19. Tell them the stories from when you were little, about your dad.

20. Say you love them.


  1. Awesome!

  2. ANewHope says:

    AK! Great stuff!!! My 4 yo daughter especially is a pleaser and always telling me how handsome and wonderful I am. I think she looks so foolish since she’s the only one who sees it, so I’ve been telling her to stop saying those things. Maybe I should just STFU with my daughter too.

  3. Justsomeguy says:

    Now that the forum is on zen mode — can we have the mindful parenting book please? This was a great post

  4. I was once a little girl who idolised her father. I’m still sure he was 99% perfect! The little one needs to think her Dad is perfect. You should not disabuse her. One day she will think the same of her husband and will have therefore a better chance of happiness. :-) C

  5. Good rules, one thing I would add is
    Trust your children – there’s nothing builds confidence like trust.

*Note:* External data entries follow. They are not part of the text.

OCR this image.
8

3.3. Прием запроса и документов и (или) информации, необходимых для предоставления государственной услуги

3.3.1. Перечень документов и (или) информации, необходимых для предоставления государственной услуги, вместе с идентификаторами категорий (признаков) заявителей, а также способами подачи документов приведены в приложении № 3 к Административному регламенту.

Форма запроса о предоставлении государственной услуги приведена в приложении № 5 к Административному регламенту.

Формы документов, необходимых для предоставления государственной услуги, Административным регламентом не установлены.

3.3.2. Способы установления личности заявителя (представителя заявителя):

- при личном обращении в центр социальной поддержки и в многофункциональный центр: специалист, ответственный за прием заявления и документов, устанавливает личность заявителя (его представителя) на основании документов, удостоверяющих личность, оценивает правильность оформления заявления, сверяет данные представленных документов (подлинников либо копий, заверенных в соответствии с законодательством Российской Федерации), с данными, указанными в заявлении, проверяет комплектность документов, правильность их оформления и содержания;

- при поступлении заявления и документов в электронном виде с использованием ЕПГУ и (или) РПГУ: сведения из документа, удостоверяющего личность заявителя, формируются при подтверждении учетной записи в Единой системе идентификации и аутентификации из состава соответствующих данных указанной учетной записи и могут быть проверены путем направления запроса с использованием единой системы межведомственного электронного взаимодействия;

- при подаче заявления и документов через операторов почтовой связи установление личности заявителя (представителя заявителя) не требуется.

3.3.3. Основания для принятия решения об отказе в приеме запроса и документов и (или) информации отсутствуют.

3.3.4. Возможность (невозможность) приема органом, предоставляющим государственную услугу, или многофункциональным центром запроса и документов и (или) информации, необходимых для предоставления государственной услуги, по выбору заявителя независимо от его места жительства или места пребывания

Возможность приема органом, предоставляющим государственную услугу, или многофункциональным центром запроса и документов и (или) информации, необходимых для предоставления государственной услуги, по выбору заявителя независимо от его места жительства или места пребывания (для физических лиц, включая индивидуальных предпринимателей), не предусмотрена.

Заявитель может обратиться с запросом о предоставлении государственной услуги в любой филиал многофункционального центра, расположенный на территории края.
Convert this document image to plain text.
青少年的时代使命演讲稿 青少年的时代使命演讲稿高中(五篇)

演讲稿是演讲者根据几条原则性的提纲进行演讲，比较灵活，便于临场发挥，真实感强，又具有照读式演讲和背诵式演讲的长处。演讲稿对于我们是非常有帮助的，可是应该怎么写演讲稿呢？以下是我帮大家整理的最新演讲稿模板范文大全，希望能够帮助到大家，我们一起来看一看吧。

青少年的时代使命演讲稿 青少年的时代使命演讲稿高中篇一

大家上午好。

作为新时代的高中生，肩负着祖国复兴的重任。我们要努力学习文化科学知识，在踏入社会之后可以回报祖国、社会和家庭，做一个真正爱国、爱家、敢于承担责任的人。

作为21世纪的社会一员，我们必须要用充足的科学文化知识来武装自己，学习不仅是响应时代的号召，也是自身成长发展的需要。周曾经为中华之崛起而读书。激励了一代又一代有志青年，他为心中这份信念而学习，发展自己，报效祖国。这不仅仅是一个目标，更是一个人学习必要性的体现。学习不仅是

    I wish I had good stories about my dad to tell them, but he wasn’t really interested in his children. Should I make things up?

  6. Good point on trust! :-)

    My Dad used stories of ancestors particularly his Mum to inspire us. I’m sure you can think of some good things about your Dad. Perhaps he was a good provider or skilled at something? I’d avoid telling the negative things. ….and also, I’ve observed so many cases where children have been alienated from one parent by the other. Perhaps there is a a reason your Dad was disinterested? Matter might bear investigating???

  7. Karl_Hungus says:

    I know I am late to this, but I just wanted to say how much I liked this post, Athol. Fabulous wisdom. Thanks.

  8. #1 strikes a cord with me…. so often I’m simply implementing her version of what family time should be. Maybe just some un-planned time is all I need to ask for, otherwise it all gets consumed with planned activities. I think dads are good at letting things happen and not having to control the trajectory (other than preventing eyes getting poked out, etc).